Another disease of the retina that is associated with the position Xq28 is Bornholm Eye Disease (BED). The point mutation W177R is a missense mutation that causes cone dystrophy when present on both opsin genes.

==Diagnosis==
Children 2 months and older can be identified as possible blue cone monochromats from observing an aversion to light and/or nystagmus, but are not sufficient for diagnosis, and especially not the differential diagnosis with achromatopsia. The differential diagnosis can be achieved in a few ways:
- through reconstructing the family history to establish an X-linked mode of heredity
- with an electroretinogram (ERG), which measures the electrical response of photoreceptors to a visual stimulus of known wavelength. This can demonstrate the loss of function of the LWS and MWS cones.
- with a color vision test, either general in nature like the Farnsworth D-15 or Farnsworth Munsell 100 Hue test or the Berson test, which is specifically designed to differentiate BCM from typical achromatopsia.

==Treatment==
Corrective visual aides and personalized vision therapy provided by Low Vision Specialists may help patients correct glare and optimize their remaining visual acuity. Tinted lenses for photophobia allow for greater visual comfort. A magenta (mixture of red and blue) tint allows for best visual acuity since it protects the rods from saturation while allowing the blue cones to be maximally stimulated.

===Gene therapy===

There is no cure for blue cone monochromacy. However, there are prospective gene therapy treatments which are currently being evaluated for safety and efficacy. Gene therapy is a general treatment for genetic disorders; it uses viral vectors to carry typical genes into cells (e.g. cone cells) that are not able to express functional genes (e.g. photopsins). It may be possible to restore color vision by adding missing opsin genes – or a functional copy of the entire gene complex – into the cone cells. In 2015, a team at the University of Pennsylvania evaluated possible outcome measures of BCM gene therapy. Since 2011, several studies have performed gene therapy for BCM on mouse and rat models.

==Epidemiology==
BCM affects approximately 1/100,000 individuals. The disease affects males much more than females due to its recessive X-linked nature, while females usually remain unaffected carriers of the BCM trait.

==History==
Prior to the 1960s, blue cone monochromacy was treated as a subset of achromatopsia. The first detailed description of achromatopsia was given in 1777, where the subject of the description:

...could never do more than guess the name of any color; yet he could distinguish white from black, or black from any light or bright color...He had 2 brothers in the same circumstances as to sight; and 2 brothers and sisters who, as well as his parents, had nothing of this defect.
— J. Huddart, Philos. Trans. R. Soc: 67 (1777)

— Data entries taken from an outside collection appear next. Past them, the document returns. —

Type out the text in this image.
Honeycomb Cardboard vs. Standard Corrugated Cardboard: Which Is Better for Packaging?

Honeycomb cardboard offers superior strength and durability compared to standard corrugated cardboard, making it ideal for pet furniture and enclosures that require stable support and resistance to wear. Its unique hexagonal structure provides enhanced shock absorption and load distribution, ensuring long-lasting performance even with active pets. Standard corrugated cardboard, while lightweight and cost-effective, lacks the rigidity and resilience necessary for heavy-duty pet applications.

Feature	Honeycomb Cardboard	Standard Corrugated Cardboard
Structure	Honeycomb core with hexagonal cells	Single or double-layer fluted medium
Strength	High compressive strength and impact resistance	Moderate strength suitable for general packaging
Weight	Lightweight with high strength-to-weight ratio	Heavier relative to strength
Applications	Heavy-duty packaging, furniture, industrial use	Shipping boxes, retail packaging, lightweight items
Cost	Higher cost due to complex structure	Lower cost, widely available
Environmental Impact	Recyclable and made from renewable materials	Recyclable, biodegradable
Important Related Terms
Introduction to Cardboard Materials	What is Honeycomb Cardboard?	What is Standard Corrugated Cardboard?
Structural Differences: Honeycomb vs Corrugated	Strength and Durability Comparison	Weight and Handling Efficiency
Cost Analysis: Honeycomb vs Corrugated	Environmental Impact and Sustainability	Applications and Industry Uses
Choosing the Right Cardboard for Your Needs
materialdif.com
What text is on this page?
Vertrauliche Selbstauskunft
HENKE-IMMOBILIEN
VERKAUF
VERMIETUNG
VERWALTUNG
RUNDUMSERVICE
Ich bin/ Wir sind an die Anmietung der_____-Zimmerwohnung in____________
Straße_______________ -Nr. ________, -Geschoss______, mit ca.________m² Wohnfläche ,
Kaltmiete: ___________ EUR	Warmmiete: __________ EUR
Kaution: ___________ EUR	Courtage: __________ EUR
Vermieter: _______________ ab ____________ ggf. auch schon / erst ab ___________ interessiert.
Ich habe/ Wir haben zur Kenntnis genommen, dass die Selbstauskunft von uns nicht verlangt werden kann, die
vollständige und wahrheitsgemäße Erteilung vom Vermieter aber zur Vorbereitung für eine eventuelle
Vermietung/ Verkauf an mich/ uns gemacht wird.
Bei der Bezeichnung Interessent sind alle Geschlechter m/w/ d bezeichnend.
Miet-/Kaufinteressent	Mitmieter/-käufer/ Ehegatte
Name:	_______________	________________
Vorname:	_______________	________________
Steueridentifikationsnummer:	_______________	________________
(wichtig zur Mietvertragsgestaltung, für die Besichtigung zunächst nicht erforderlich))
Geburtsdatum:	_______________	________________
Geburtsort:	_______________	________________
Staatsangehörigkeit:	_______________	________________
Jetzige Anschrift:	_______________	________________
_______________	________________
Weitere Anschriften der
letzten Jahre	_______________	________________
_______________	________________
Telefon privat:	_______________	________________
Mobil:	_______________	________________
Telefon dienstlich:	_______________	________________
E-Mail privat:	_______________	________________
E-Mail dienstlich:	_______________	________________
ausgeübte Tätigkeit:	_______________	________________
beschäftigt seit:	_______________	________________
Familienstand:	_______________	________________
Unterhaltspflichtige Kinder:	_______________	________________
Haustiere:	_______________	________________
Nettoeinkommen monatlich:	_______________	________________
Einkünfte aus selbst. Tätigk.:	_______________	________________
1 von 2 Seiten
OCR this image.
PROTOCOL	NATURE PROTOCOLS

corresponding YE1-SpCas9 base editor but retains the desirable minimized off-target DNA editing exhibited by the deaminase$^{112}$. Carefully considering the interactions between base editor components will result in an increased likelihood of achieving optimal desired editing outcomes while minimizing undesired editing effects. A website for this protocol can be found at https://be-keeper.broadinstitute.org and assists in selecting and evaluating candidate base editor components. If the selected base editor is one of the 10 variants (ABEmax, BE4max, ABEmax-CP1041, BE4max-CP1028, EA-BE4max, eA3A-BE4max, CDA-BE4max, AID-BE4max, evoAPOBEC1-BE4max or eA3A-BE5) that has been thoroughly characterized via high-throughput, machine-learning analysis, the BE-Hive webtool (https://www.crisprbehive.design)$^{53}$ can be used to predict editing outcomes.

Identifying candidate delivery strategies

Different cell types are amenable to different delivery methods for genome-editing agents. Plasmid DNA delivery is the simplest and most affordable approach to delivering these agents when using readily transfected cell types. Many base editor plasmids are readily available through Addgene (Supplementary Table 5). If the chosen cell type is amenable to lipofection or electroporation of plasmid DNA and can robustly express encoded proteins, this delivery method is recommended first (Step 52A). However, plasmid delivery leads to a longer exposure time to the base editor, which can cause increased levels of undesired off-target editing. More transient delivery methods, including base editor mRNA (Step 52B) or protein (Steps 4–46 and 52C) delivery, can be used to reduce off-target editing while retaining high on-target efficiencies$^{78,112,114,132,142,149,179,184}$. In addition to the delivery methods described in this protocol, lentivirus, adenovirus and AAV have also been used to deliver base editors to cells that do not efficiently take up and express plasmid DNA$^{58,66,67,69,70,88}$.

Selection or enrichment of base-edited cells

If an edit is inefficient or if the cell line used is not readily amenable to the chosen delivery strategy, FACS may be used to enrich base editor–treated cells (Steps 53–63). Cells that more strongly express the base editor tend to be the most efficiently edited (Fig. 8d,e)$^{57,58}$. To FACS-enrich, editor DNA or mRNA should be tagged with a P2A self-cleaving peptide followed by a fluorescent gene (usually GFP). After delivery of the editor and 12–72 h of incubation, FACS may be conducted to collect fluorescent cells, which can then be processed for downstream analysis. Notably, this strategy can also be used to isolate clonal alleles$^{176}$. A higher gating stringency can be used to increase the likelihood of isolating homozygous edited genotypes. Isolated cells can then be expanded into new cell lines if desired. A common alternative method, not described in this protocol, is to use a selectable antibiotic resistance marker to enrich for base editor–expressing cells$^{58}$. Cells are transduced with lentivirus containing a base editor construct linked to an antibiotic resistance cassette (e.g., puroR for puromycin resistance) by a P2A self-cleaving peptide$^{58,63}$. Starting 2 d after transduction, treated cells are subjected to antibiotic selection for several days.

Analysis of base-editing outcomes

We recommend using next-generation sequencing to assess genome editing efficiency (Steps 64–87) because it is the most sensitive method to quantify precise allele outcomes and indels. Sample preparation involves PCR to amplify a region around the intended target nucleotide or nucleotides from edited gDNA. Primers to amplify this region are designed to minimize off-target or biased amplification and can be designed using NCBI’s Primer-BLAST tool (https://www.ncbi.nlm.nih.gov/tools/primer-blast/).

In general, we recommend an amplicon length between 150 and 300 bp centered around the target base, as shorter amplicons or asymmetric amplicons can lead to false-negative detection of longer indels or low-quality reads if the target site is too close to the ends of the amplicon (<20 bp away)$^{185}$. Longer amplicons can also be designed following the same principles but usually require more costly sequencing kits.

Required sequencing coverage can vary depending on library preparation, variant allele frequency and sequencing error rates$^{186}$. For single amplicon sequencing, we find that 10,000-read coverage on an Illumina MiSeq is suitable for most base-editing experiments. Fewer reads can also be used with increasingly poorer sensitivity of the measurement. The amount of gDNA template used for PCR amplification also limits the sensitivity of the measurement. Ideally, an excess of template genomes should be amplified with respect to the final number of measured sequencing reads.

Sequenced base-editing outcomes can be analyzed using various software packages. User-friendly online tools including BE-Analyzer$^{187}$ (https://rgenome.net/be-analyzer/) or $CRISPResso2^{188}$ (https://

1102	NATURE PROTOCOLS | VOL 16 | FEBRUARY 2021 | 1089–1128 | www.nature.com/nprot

In 1942, Sloan first distinguished typical and atypical achromatopsia, differentiated mainly on the inheritance patterns. In 1953, Weale theorized that the atypical achromatopsia must stem from cone-monochromatism, but estimated a prevalence of only 1 in 100 million. In the early 1960s, the inheritance of atypical achromatopsia led to a name change to x-linked achromatopsia, and at the same time, several studies demonstrated that Blue cone monochromats retain some Blue yellow color vision. A significant discovery was announced in 1989 (and 1993) by Nathans et al. who identified the genes which cause Blue cone monochromacy.